I’ve had a lovely Christmas this year, spending time with family and friends, and finding the time to look back on 2014. So I should be writing a blog post about the year just gone, or looking forward to a fresh new year.
But once again – call it recency bias if you will – I find myself troubled by a phrase that came up more than once towards the end of the year, from friends and colleagues alike.
“My job is to put myself out of work.”
If you work in sustainability, you’ve probably used it yourself, or at least heard it from someone else. That someone might even have been me, because I’ve certainly employed it on occasion. It’s a lighthearted way of communicating one of the most important goals of sustainability: to embed social and environmental concerns so firmly into core business strategy that we no longer need a team of people to keep them on the company’s agenda.
But I’ve never been entirely comfortable with this expression… and it’s only recently that I’ve realised why not.
I began to notice the same kind of discomfort I get whenever someone says – always with the best of intentions – that “parenting is the hardest job in the world”. I can see the point they’re trying to make, and it’s a good one. Parenting is uniquely challenging, requiring commitment, consideration and persistence.
A paid job can also be uniquely challenging, and many of the same qualities will help you succeed. But that doesn’t mean the comparison is a good one. Beyond the general sentiment of “they’re both challenging pursuits and both worth your time”, the demands of parenting (and other forms of caring) are so different from those of paid work that the comparison doesn’t stand up to scrutiny.
(Incidentally, the value judgment implicit in the comparison above annoys the hell out of me. I don’t believe we need to judge parenting on the same terms as paid work in order to make it worthwhile. But that particular rant is out of the scope of this article.)
In the same way, beyond the sentiment of “we’re trying to affect core business”, I don’t think there’s much that stands up to scrutiny in the idea that sustainability teams want to make themselves obsolete. And that’s not because we have some sort of “vested interest” in the end of the world, as that odd little climate change-denier argument would have it, but because we don’t really believe that one day, in a few years’ time our work will be finished for good.

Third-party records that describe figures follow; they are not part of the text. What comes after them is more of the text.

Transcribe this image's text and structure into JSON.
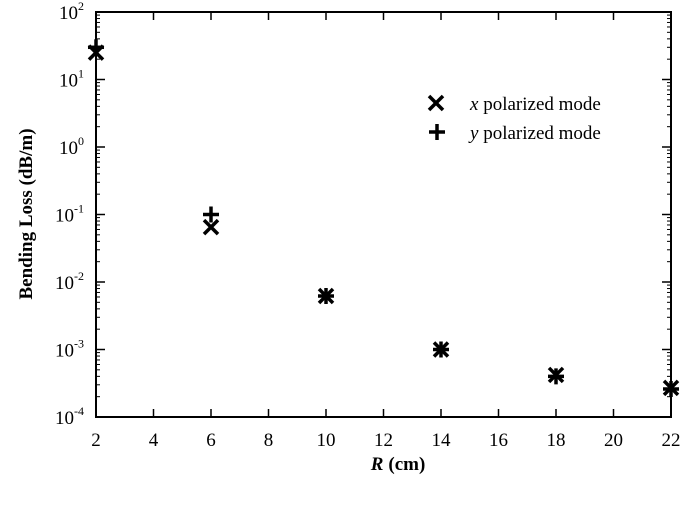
{
  "chart_data": {
    "type": "scatter",
    "title": "",
    "xlabel": "R",
    "xlabel_unit": "(cm)",
    "ylabel": "Bending Loss (dB/m)",
    "xlim": [
      2,
      22
    ],
    "ylim": [
      0.0001,
      100
    ],
    "yscale": "log",
    "grid": false,
    "legend_position": "top-right",
    "x_ticks": [
      2,
      4,
      6,
      8,
      10,
      12,
      14,
      16,
      18,
      20,
      22
    ],
    "y_ticks": [
      {
        "base": "10",
        "exp": "-4"
      },
      {
        "base": "10",
        "exp": "-3"
      },
      {
        "base": "10",
        "exp": "-2"
      },
      {
        "base": "10",
        "exp": "-1"
      },
      {
        "base": "10",
        "exp": "0"
      },
      {
        "base": "10",
        "exp": "1"
      },
      {
        "base": "10",
        "exp": "2"
      }
    ],
    "series": [
      {
        "name_var": "x",
        "name_rest": " polarized mode",
        "marker": "x",
        "x": [
          2,
          6,
          10,
          14,
          18,
          22
        ],
        "y": [
          25,
          0.065,
          0.0062,
          0.001,
          0.00042,
          0.00027
        ]
      },
      {
        "name_var": "y",
        "name_rest": " polarized mode",
        "marker": "plus",
        "x": [
          2,
          6,
          10,
          14,
          18,
          22
        ],
        "y": [
          30,
          0.1,
          0.0062,
          0.001,
          0.0004,
          0.00026
        ]
      }
    ]
  }
}
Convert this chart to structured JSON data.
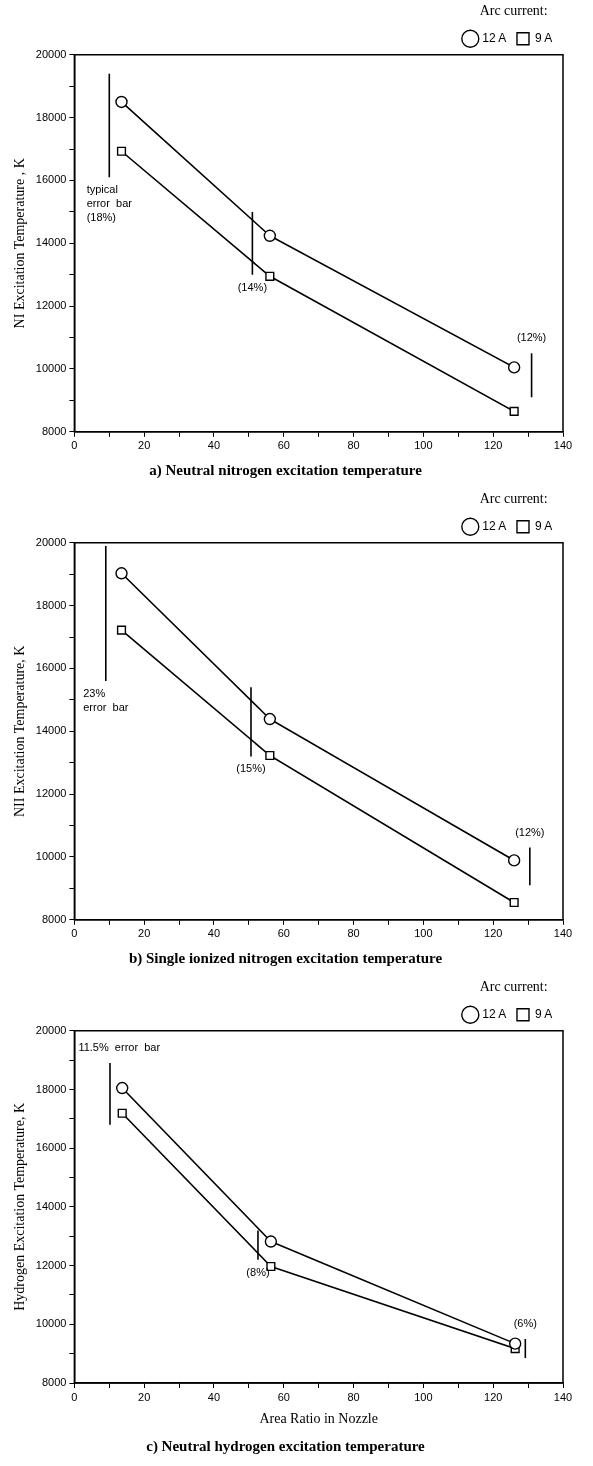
{
  "chart_data": [
    {
      "type": "line",
      "title": "a) Neutral nitrogen excitation temperature",
      "ylabel": "NI Excitation Temperature , K",
      "legend_title": "Arc current:",
      "legend": "top right",
      "grid": false,
      "xlim": [
        0,
        140
      ],
      "xticks": [
        0,
        {
          "value": 10,
          "label": null
        },
        20,
        {
          "value": 30,
          "label": null
        },
        40,
        {
          "value": 50,
          "label": null
        },
        60,
        {
          "value": 70,
          "label": null
        },
        80,
        {
          "value": 90,
          "label": null
        },
        100,
        {
          "value": 110,
          "label": null
        },
        120,
        {
          "value": 130,
          "label": null
        },
        140
      ],
      "ylim": [
        8000,
        20000
      ],
      "yticks": [
        8000,
        {
          "value": 9000,
          "label": null
        },
        10000,
        {
          "value": 11000,
          "label": null
        },
        12000,
        {
          "value": 13000,
          "label": null
        },
        14000,
        {
          "value": 15000,
          "label": null
        },
        16000,
        {
          "value": 17000,
          "label": null
        },
        18000,
        {
          "value": 19000,
          "label": null
        },
        20000
      ],
      "series": [
        {
          "name": "12 A",
          "color": "#000000",
          "marker": "circle",
          "x": [
            13.5,
            56,
            126
          ],
          "values": [
            18500,
            14240,
            10050
          ]
        },
        {
          "name": "9 A",
          "color": "#000000",
          "marker": "square",
          "x": [
            13.5,
            56,
            126
          ],
          "values": [
            16930,
            12950,
            8650
          ]
        },
        {
          "color": "#000000",
          "marker": "none",
          "x": [
            10,
            10
          ],
          "values": [
            16100,
            19400
          ]
        },
        {
          "color": "#000000",
          "marker": "none",
          "x": [
            51,
            51
          ],
          "values": [
            13000,
            15000
          ]
        },
        {
          "color": "#000000",
          "marker": "none",
          "x": [
            131,
            131
          ],
          "values": [
            9100,
            10500
          ]
        }
      ],
      "annotations": [
        {
          "text": "typical\nerror  bar\n(18%)",
          "x": 10,
          "y": 16100
        },
        {
          "text": "(14%)",
          "x": 51,
          "y": 13000
        },
        {
          "text": "(12%)",
          "x": 131,
          "y": 10500
        }
      ]
    },
    {
      "type": "line",
      "title": "b) Single ionized nitrogen excitation temperature",
      "ylabel": "NII Excitation Temperature, K",
      "legend_title": "Arc current:",
      "legend": "top right",
      "grid": false,
      "xlim": [
        0,
        140
      ],
      "xticks": [
        0,
        {
          "value": 10,
          "label": null
        },
        20,
        {
          "value": 30,
          "label": null
        },
        40,
        {
          "value": 50,
          "label": null
        },
        60,
        {
          "value": 70,
          "label": null
        },
        80,
        {
          "value": 90,
          "label": null
        },
        100,
        {
          "value": 110,
          "label": null
        },
        120,
        {
          "value": 130,
          "label": null
        },
        140
      ],
      "ylim": [
        8000,
        20000
      ],
      "yticks": [
        8000,
        {
          "value": 9000,
          "label": null
        },
        10000,
        {
          "value": 11000,
          "label": null
        },
        12000,
        {
          "value": 13000,
          "label": null
        },
        14000,
        {
          "value": 15000,
          "label": null
        },
        16000,
        {
          "value": 17000,
          "label": null
        },
        18000,
        {
          "value": 19000,
          "label": null
        },
        20000
      ],
      "series": [
        {
          "name": "12 A",
          "color": "#000000",
          "marker": "circle",
          "x": [
            13.5,
            56,
            126
          ],
          "values": [
            19030,
            14390,
            9890
          ]
        },
        {
          "name": "9 A",
          "color": "#000000",
          "marker": "square",
          "x": [
            13.5,
            56,
            126
          ],
          "values": [
            17220,
            13230,
            8550
          ]
        },
        {
          "color": "#000000",
          "marker": "none",
          "x": [
            9,
            9
          ],
          "values": [
            15600,
            19900
          ]
        },
        {
          "color": "#000000",
          "marker": "none",
          "x": [
            50.6,
            50.6
          ],
          "values": [
            13200,
            15400
          ]
        },
        {
          "color": "#000000",
          "marker": "none",
          "x": [
            130.5,
            130.5
          ],
          "values": [
            9100,
            10300
          ]
        }
      ],
      "annotations": [
        {
          "text": "23%\nerror  bar",
          "x": 9,
          "y": 15600
        },
        {
          "text": "(15%)",
          "x": 50.6,
          "y": 13200
        },
        {
          "text": "(12%)",
          "x": 130.5,
          "y": 10300
        }
      ]
    },
    {
      "type": "line",
      "title": "c) Neutral hydrogen excitation temperature",
      "xlabel": "Area Ratio in Nozzle",
      "ylabel": "Hydrogen Excitation Temperature, K",
      "legend_title": "Arc current:",
      "legend": "top right",
      "grid": false,
      "xlim": [
        0,
        140
      ],
      "xticks": [
        0,
        {
          "value": 10,
          "label": null
        },
        20,
        {
          "value": 30,
          "label": null
        },
        40,
        {
          "value": 50,
          "label": null
        },
        60,
        {
          "value": 70,
          "label": null
        },
        80,
        {
          "value": 90,
          "label": null
        },
        100,
        {
          "value": 110,
          "label": null
        },
        120,
        {
          "value": 130,
          "label": null
        },
        140
      ],
      "ylim": [
        8000,
        20000
      ],
      "yticks": [
        8000,
        {
          "value": 9000,
          "label": null
        },
        10000,
        {
          "value": 11000,
          "label": null
        },
        12000,
        {
          "value": 13000,
          "label": null
        },
        14000,
        {
          "value": 15000,
          "label": null
        },
        16000,
        {
          "value": 17000,
          "label": null
        },
        18000,
        {
          "value": 19000,
          "label": null
        },
        20000
      ],
      "series": [
        {
          "name": "12 A",
          "color": "#000000",
          "marker": "circle",
          "x": [
            13.7,
            56.3,
            126.3
          ],
          "values": [
            18050,
            12820,
            9340
          ]
        },
        {
          "name": "9 A",
          "color": "#000000",
          "marker": "square",
          "x": [
            13.7,
            56.3,
            126.3
          ],
          "values": [
            17190,
            11970,
            9170
          ]
        },
        {
          "color": "#000000",
          "marker": "none",
          "x": [
            10.2,
            10.2
          ],
          "values": [
            16800,
            18900
          ]
        },
        {
          "color": "#000000",
          "marker": "none",
          "x": [
            52.6,
            52.6
          ],
          "values": [
            12200,
            13200
          ]
        },
        {
          "color": "#000000",
          "marker": "none",
          "x": [
            129.2,
            129.2
          ],
          "values": [
            8850,
            9500
          ]
        }
      ],
      "annotations": [
        {
          "text": "11.5%  error  bar",
          "x": 10.2,
          "y": 18900
        },
        {
          "text": "(8%)",
          "x": 52.6,
          "y": 12200
        },
        {
          "text": "(6%)",
          "x": 129.2,
          "y": 9500
        }
      ]
    }
  ]
}
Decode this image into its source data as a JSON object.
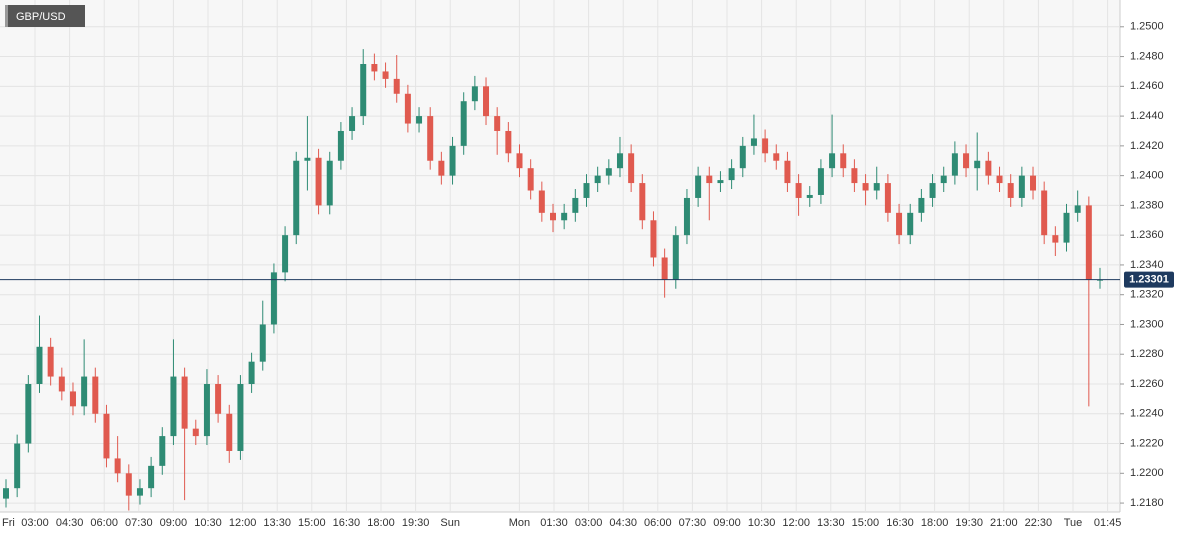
{
  "chart_data": {
    "type": "candlestick",
    "title": "GBP/USD",
    "up_color": "#2e8b74",
    "down_color": "#e05a4f",
    "grid": true,
    "ylim": [
      1.2174,
      1.2518
    ],
    "yticks": [
      {
        "value": 1.218,
        "label": "1.2180"
      },
      {
        "value": 1.22,
        "label": "1.2200"
      },
      {
        "value": 1.222,
        "label": "1.2220"
      },
      {
        "value": 1.224,
        "label": "1.2240"
      },
      {
        "value": 1.226,
        "label": "1.2260"
      },
      {
        "value": 1.228,
        "label": "1.2280"
      },
      {
        "value": 1.23,
        "label": "1.2300"
      },
      {
        "value": 1.232,
        "label": "1.2320"
      },
      {
        "value": 1.234,
        "label": "1.2340"
      },
      {
        "value": 1.236,
        "label": "1.2360"
      },
      {
        "value": 1.238,
        "label": "1.2380"
      },
      {
        "value": 1.24,
        "label": "1.2400"
      },
      {
        "value": 1.242,
        "label": "1.2420"
      },
      {
        "value": 1.244,
        "label": "1.2440"
      },
      {
        "value": 1.246,
        "label": "1.2460"
      },
      {
        "value": 1.248,
        "label": "1.2480"
      },
      {
        "value": 1.25,
        "label": "1.2500"
      }
    ],
    "xtick_labels": [
      "Fri",
      "03:00",
      "04:30",
      "06:00",
      "07:30",
      "09:00",
      "10:30",
      "12:00",
      "13:30",
      "15:00",
      "16:30",
      "18:00",
      "19:30",
      "Sun",
      null,
      "Mon",
      "01:30",
      "03:00",
      "04:30",
      "06:00",
      "07:30",
      "09:00",
      "10:30",
      "12:00",
      "13:30",
      "15:00",
      "16:30",
      "18:00",
      "19:30",
      "21:00",
      "22:30",
      "Tue",
      "01:45"
    ],
    "current_price": 1.23301,
    "open": [
      1.2183,
      1.219,
      1.222,
      1.226,
      1.2285,
      1.2265,
      1.2255,
      1.2245,
      1.2265,
      1.224,
      1.221,
      1.22,
      1.2185,
      1.219,
      1.2205,
      1.2225,
      1.2265,
      1.223,
      1.2225,
      1.226,
      1.224,
      1.2215,
      1.226,
      1.2275,
      1.23,
      1.2335,
      1.236,
      1.241,
      1.2412,
      1.238,
      1.241,
      1.243,
      1.244,
      1.2475,
      1.247,
      1.2465,
      1.2455,
      1.2435,
      1.244,
      1.241,
      1.24,
      1.242,
      1.245,
      1.246,
      1.244,
      1.243,
      1.2415,
      1.2405,
      1.239,
      1.2375,
      1.237,
      1.2375,
      1.2385,
      1.2395,
      1.24,
      1.2405,
      1.2415,
      1.2395,
      1.237,
      1.2345,
      1.233,
      1.236,
      1.2385,
      1.24,
      1.2395,
      1.2397,
      1.2405,
      1.242,
      1.2425,
      1.2415,
      1.241,
      1.2395,
      1.2385,
      1.2387,
      1.2405,
      1.2415,
      1.2405,
      1.2395,
      1.239,
      1.2395,
      1.2375,
      1.236,
      1.2375,
      1.2385,
      1.2395,
      1.24,
      1.2415,
      1.2405,
      1.241,
      1.24,
      1.2395,
      1.2385,
      1.24,
      1.239,
      1.236,
      1.2355,
      1.2375,
      1.238,
      1.233
    ],
    "high": [
      1.2196,
      1.2226,
      1.2266,
      1.2306,
      1.2291,
      1.2271,
      1.2261,
      1.229,
      1.2271,
      1.2246,
      1.2225,
      1.2206,
      1.2196,
      1.2211,
      1.2231,
      1.229,
      1.2271,
      1.2236,
      1.227,
      1.2266,
      1.2246,
      1.2266,
      1.2281,
      1.2316,
      1.2341,
      1.2366,
      1.2416,
      1.244,
      1.2418,
      1.2416,
      1.2436,
      1.2446,
      1.2485,
      1.2482,
      1.2476,
      1.2481,
      1.2461,
      1.2446,
      1.2446,
      1.2416,
      1.2426,
      1.2456,
      1.2467,
      1.2466,
      1.2446,
      1.2436,
      1.2421,
      1.2411,
      1.2396,
      1.2381,
      1.2381,
      1.2391,
      1.2401,
      1.2406,
      1.2411,
      1.2426,
      1.2421,
      1.2401,
      1.2376,
      1.2351,
      1.2366,
      1.2391,
      1.2406,
      1.2406,
      1.2403,
      1.2411,
      1.2426,
      1.2441,
      1.2431,
      1.2421,
      1.2416,
      1.2401,
      1.2393,
      1.2411,
      1.2441,
      1.2421,
      1.2411,
      1.2401,
      1.2406,
      1.2401,
      1.2381,
      1.2381,
      1.2391,
      1.2401,
      1.2406,
      1.2423,
      1.2421,
      1.2429,
      1.2416,
      1.2406,
      1.2401,
      1.2406,
      1.2406,
      1.2396,
      1.2366,
      1.2381,
      1.239,
      1.2386,
      1.2338
    ],
    "low": [
      1.2177,
      1.2184,
      1.2214,
      1.2254,
      1.2259,
      1.2249,
      1.2239,
      1.2239,
      1.2234,
      1.2204,
      1.2194,
      1.2175,
      1.2179,
      1.2184,
      1.2199,
      1.2219,
      1.2182,
      1.2219,
      1.2219,
      1.2234,
      1.2207,
      1.2209,
      1.2254,
      1.2269,
      1.2294,
      1.2329,
      1.2354,
      1.239,
      1.2374,
      1.2374,
      1.2404,
      1.2424,
      1.2434,
      1.2464,
      1.2459,
      1.2449,
      1.2429,
      1.2429,
      1.2404,
      1.2394,
      1.2394,
      1.2414,
      1.2444,
      1.2434,
      1.2414,
      1.2409,
      1.2399,
      1.2384,
      1.2369,
      1.2362,
      1.2364,
      1.2369,
      1.2379,
      1.2389,
      1.2394,
      1.2399,
      1.2389,
      1.2364,
      1.2339,
      1.2318,
      1.2324,
      1.2354,
      1.2379,
      1.237,
      1.2389,
      1.2391,
      1.2399,
      1.2414,
      1.2409,
      1.2404,
      1.2389,
      1.2373,
      1.2379,
      1.2381,
      1.2399,
      1.2399,
      1.2389,
      1.238,
      1.2384,
      1.2369,
      1.2354,
      1.2354,
      1.2369,
      1.2379,
      1.2389,
      1.2394,
      1.2399,
      1.239,
      1.2394,
      1.2389,
      1.2379,
      1.2379,
      1.2384,
      1.2354,
      1.2346,
      1.2349,
      1.2369,
      1.2245,
      1.2324
    ],
    "close": [
      1.219,
      1.222,
      1.226,
      1.2285,
      1.2265,
      1.2255,
      1.2245,
      1.2265,
      1.224,
      1.221,
      1.22,
      1.2185,
      1.219,
      1.2205,
      1.2225,
      1.2265,
      1.223,
      1.2225,
      1.226,
      1.224,
      1.2215,
      1.226,
      1.2275,
      1.23,
      1.2335,
      1.236,
      1.241,
      1.2412,
      1.238,
      1.241,
      1.243,
      1.244,
      1.2475,
      1.247,
      1.2465,
      1.2455,
      1.2435,
      1.244,
      1.241,
      1.24,
      1.242,
      1.245,
      1.246,
      1.244,
      1.243,
      1.2415,
      1.2405,
      1.239,
      1.2375,
      1.237,
      1.2375,
      1.2385,
      1.2395,
      1.24,
      1.2405,
      1.2415,
      1.2395,
      1.237,
      1.2345,
      1.233,
      1.236,
      1.2385,
      1.24,
      1.2395,
      1.2397,
      1.2405,
      1.242,
      1.2425,
      1.2415,
      1.241,
      1.2395,
      1.2385,
      1.2387,
      1.2405,
      1.2415,
      1.2405,
      1.2395,
      1.239,
      1.2395,
      1.2375,
      1.236,
      1.2375,
      1.2385,
      1.2395,
      1.24,
      1.2415,
      1.2405,
      1.241,
      1.24,
      1.2395,
      1.2385,
      1.24,
      1.239,
      1.236,
      1.2355,
      1.2375,
      1.238,
      1.233,
      1.23301
    ]
  }
}
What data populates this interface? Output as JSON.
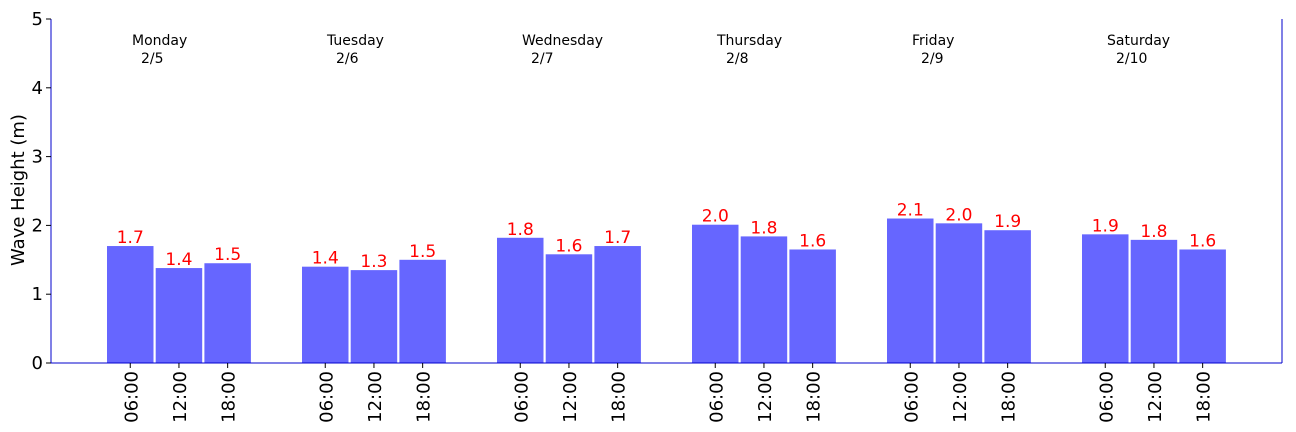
{
  "chart_data": {
    "type": "bar",
    "ylabel": "Wave Height (m)",
    "ylim": [
      0,
      5
    ],
    "yticks": [
      "0",
      "1",
      "2",
      "3",
      "4",
      "5"
    ],
    "bar_color": "#6666ff",
    "label_color": "#ff0000",
    "axis_color": "#0000cc",
    "days": [
      {
        "name": "Monday",
        "date": "2/5",
        "times": [
          "06:00",
          "12:00",
          "18:00"
        ],
        "values": [
          1.7,
          1.38,
          1.45
        ],
        "labels": [
          "1.7",
          "1.4",
          "1.5"
        ]
      },
      {
        "name": "Tuesday",
        "date": "2/6",
        "times": [
          "06:00",
          "12:00",
          "18:00"
        ],
        "values": [
          1.4,
          1.35,
          1.5
        ],
        "labels": [
          "1.4",
          "1.3",
          "1.5"
        ]
      },
      {
        "name": "Wednesday",
        "date": "2/7",
        "times": [
          "06:00",
          "12:00",
          "18:00"
        ],
        "values": [
          1.82,
          1.58,
          1.7
        ],
        "labels": [
          "1.8",
          "1.6",
          "1.7"
        ]
      },
      {
        "name": "Thursday",
        "date": "2/8",
        "times": [
          "06:00",
          "12:00",
          "18:00"
        ],
        "values": [
          2.01,
          1.84,
          1.65
        ],
        "labels": [
          "2.0",
          "1.8",
          "1.6"
        ]
      },
      {
        "name": "Friday",
        "date": "2/9",
        "times": [
          "06:00",
          "12:00",
          "18:00"
        ],
        "values": [
          2.1,
          2.03,
          1.93
        ],
        "labels": [
          "2.1",
          "2.0",
          "1.9"
        ]
      },
      {
        "name": "Saturday",
        "date": "2/10",
        "times": [
          "06:00",
          "12:00",
          "18:00"
        ],
        "values": [
          1.87,
          1.79,
          1.65
        ],
        "labels": [
          "1.9",
          "1.8",
          "1.6"
        ]
      }
    ]
  }
}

Right now, we’re helping businesses make the transition from focusing on short-term shareholder revenue to long-term societal value. Once we’ve made great strides in this area, you can be sure that another transition will be required. As long as the world keeps on changing – and I don’t see any evidence that it’s planning to stop – there will be a role for an engine of change within every company. The team that delivers this is likely to look and sound very different from today’s sustainability team, but it will still be there.
I think there’s a big risk in using this innocuous-sounding expression in front of people who are our potential allies in driving change. We risk them mishearing the message “we’re here to become part of core business” as “we’re not really supposed to be here… and we’ll be off as soon as we’ve won a few battles.” We risk them concluding that sustainability is a temporary threat to the status quo – and that means we’ll need to win them round again when the next challenge arises.
The essence of my objection is this: by framing the role of the sustainability team in a way that borders on the dismissive, we may well be diminishing the importance of our field to the future of business. In my view, it’s better to be honest about what we’re fighting for: a long-term commitment to reflecting our society’s values that, far from going away, will only become more challenging and nuanced as time goes by.
So I’m starting 2015 with a resolution: to say out loud to as many people as possible that I’m proud to work in sustainability, that we’re here to stay, and that both business and the world will be a better place if we do. And I invite you to do the same.